To the great dismay of many cash-strapped business owners, the potentially forgivable portion of loans under the Canada Emergency Business Account (CEBA) program is not taxable in the year of forgiveness, but rather in the year of receipt of the loan (pursuant to paragraph 12(1)(x)). (See CRA document no. 2020-0861461E5, Nov. 10, 2020.) Although some have questioned this conclusion on the basis of GMAC Leaseco Corporation (2015 TCC 146), few people are willing to risk CRA pushback for a short-term deferral on a maximum $20,000 income inclusion. There is one ray of hope for this early income inclusion: where an outlay or expense funded by the loan does not occur until a subsequent taxation year, the income inclusion can be deferred until that taxation year by making the subsection 12(2.2) election. Still, the requirement to trace the loan to those future expenditures may convince many taxpayers to avoid the election.
Consider this example. A calendar-year taxpayer receives the maximum $60,000 loan in 2020 and spends all of it on employee wages: $45,000 in 2020 and $15,000 in 2021. Without the election, there would be an inclusion of $20,000 in 2020 for the potentially forgivable amount of the loan, and each of the wage amounts would be deductible in the year incurred in the normal way ($45,000 in 2020 and $15,000 in 2021). With an election in the amount of $15,000 (the amount of the loan received in 2020 but not spent until after the 2020 year-end), the inclusion in 2020 can be reduced from $20,000 to $5,000 (subparagraph 12(1)(x)(vii)). On the other hand, the deduction for wages in 2021 is also reduced by $15,000. Thus, the deferral mechanism has two parts: income in 2020 is reduced, but income in 2021 is increased by an equal amount (by reducing the wage deduction).

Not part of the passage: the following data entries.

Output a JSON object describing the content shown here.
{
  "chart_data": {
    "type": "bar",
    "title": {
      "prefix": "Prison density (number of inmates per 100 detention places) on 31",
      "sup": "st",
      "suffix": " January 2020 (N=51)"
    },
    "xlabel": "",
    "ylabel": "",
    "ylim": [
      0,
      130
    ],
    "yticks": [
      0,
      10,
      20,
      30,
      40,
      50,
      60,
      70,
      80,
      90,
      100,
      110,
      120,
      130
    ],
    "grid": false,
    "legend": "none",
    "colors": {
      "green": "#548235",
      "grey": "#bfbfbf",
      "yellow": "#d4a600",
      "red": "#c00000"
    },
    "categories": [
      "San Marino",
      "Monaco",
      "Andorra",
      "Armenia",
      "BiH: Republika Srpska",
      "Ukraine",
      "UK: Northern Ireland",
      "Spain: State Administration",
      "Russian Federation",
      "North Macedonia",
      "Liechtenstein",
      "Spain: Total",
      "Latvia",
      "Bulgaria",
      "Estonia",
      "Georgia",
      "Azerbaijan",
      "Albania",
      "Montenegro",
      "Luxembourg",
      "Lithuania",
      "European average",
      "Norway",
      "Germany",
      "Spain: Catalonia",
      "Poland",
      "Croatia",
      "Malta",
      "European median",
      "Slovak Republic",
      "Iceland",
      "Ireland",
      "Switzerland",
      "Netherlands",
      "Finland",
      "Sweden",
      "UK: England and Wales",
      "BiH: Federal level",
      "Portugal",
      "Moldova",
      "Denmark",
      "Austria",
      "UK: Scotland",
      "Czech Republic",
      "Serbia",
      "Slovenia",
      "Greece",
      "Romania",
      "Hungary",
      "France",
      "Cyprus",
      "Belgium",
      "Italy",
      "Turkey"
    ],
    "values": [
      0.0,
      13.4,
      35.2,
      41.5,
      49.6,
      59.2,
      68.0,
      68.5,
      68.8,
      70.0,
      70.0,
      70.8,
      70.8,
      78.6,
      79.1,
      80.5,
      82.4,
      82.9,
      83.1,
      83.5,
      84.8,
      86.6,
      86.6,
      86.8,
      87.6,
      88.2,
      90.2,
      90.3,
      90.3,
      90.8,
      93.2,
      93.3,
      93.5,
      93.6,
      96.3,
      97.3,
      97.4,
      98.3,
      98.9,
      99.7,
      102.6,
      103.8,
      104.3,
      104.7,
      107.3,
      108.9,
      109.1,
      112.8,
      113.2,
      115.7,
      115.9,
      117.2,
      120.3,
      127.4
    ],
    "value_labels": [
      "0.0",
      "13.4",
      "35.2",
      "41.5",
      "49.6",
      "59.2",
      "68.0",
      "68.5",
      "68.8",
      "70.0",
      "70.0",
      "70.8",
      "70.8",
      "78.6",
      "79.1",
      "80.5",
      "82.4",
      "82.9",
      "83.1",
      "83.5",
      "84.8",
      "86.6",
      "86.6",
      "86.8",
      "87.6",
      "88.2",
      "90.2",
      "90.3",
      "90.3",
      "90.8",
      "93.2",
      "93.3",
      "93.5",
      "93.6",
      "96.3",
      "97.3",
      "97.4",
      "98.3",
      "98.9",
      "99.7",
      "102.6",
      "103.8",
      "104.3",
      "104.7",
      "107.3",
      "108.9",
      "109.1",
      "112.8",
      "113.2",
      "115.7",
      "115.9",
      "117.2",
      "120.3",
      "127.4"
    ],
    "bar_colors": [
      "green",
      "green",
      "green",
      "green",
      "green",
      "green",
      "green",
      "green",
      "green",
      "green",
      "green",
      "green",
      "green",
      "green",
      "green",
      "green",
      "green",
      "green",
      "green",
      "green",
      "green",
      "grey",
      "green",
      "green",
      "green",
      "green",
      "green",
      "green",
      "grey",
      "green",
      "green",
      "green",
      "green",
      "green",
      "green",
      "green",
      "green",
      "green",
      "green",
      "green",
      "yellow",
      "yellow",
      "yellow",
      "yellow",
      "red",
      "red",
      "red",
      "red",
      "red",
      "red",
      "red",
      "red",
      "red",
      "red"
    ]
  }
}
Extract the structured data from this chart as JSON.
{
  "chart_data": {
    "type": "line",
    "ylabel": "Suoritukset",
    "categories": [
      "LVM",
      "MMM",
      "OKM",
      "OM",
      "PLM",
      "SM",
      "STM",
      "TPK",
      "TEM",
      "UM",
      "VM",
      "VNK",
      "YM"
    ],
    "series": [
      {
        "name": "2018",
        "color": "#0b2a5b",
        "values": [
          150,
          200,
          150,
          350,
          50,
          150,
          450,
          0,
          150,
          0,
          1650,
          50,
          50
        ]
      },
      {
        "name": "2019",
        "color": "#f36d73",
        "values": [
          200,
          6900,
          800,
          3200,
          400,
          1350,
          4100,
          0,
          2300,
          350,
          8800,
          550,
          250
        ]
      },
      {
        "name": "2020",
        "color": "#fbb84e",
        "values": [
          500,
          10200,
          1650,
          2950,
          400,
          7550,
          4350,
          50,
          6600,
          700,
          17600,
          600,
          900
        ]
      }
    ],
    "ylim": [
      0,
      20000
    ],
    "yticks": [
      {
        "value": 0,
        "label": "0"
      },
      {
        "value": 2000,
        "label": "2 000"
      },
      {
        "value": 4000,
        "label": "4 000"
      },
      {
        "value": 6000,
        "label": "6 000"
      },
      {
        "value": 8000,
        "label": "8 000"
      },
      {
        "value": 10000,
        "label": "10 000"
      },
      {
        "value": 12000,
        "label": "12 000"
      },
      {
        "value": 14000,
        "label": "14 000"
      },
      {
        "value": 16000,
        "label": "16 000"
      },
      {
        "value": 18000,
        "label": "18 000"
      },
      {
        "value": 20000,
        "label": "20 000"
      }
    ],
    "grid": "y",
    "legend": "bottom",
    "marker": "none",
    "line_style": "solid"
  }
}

The difficulty with the election is administrative—tracing. How does the taxpayer prove to the government that the amount subject to the election was indeed used for a CEBA-eligible outlay or expense after the end of the taxation year? A separate bank account for the CEBA loan provides the best proof, although this is admittedly unrealistic. Taxpayers who are concerned about the possibility of enhanced audit efforts in relation to pandemic-related government funding might wish to forgo the election. Is the short deferral worth the extra compliance effort?
One curiosity about the election is that there can be a permanent reduction of tax—rather than just tax deferral—where there are non-deductible expenses. Inexplicably, such expenses are also eligible for the election (CRA document no. 9721505, Oct. 15, 1997).
Consider this example. The taxpayer again receives the maximum $60,000 CEBA loan in 2020, but spends all of it in that year: $8,000 on non-deductible expenses and the rest on wages. By choosing an election amount of $8,000, and choosing that the expenses or outlays to be reduced by the election are the non-deductible expenses, the taxpayer is able to decrease the paragraph 12(1)(x) income inclusion by $8,000 without any loss of tax deductions. Although the outlays and expenses subject to the election are reduced by $8,000 for the purpose of determining deductions, none of this amount would be deductible anyway.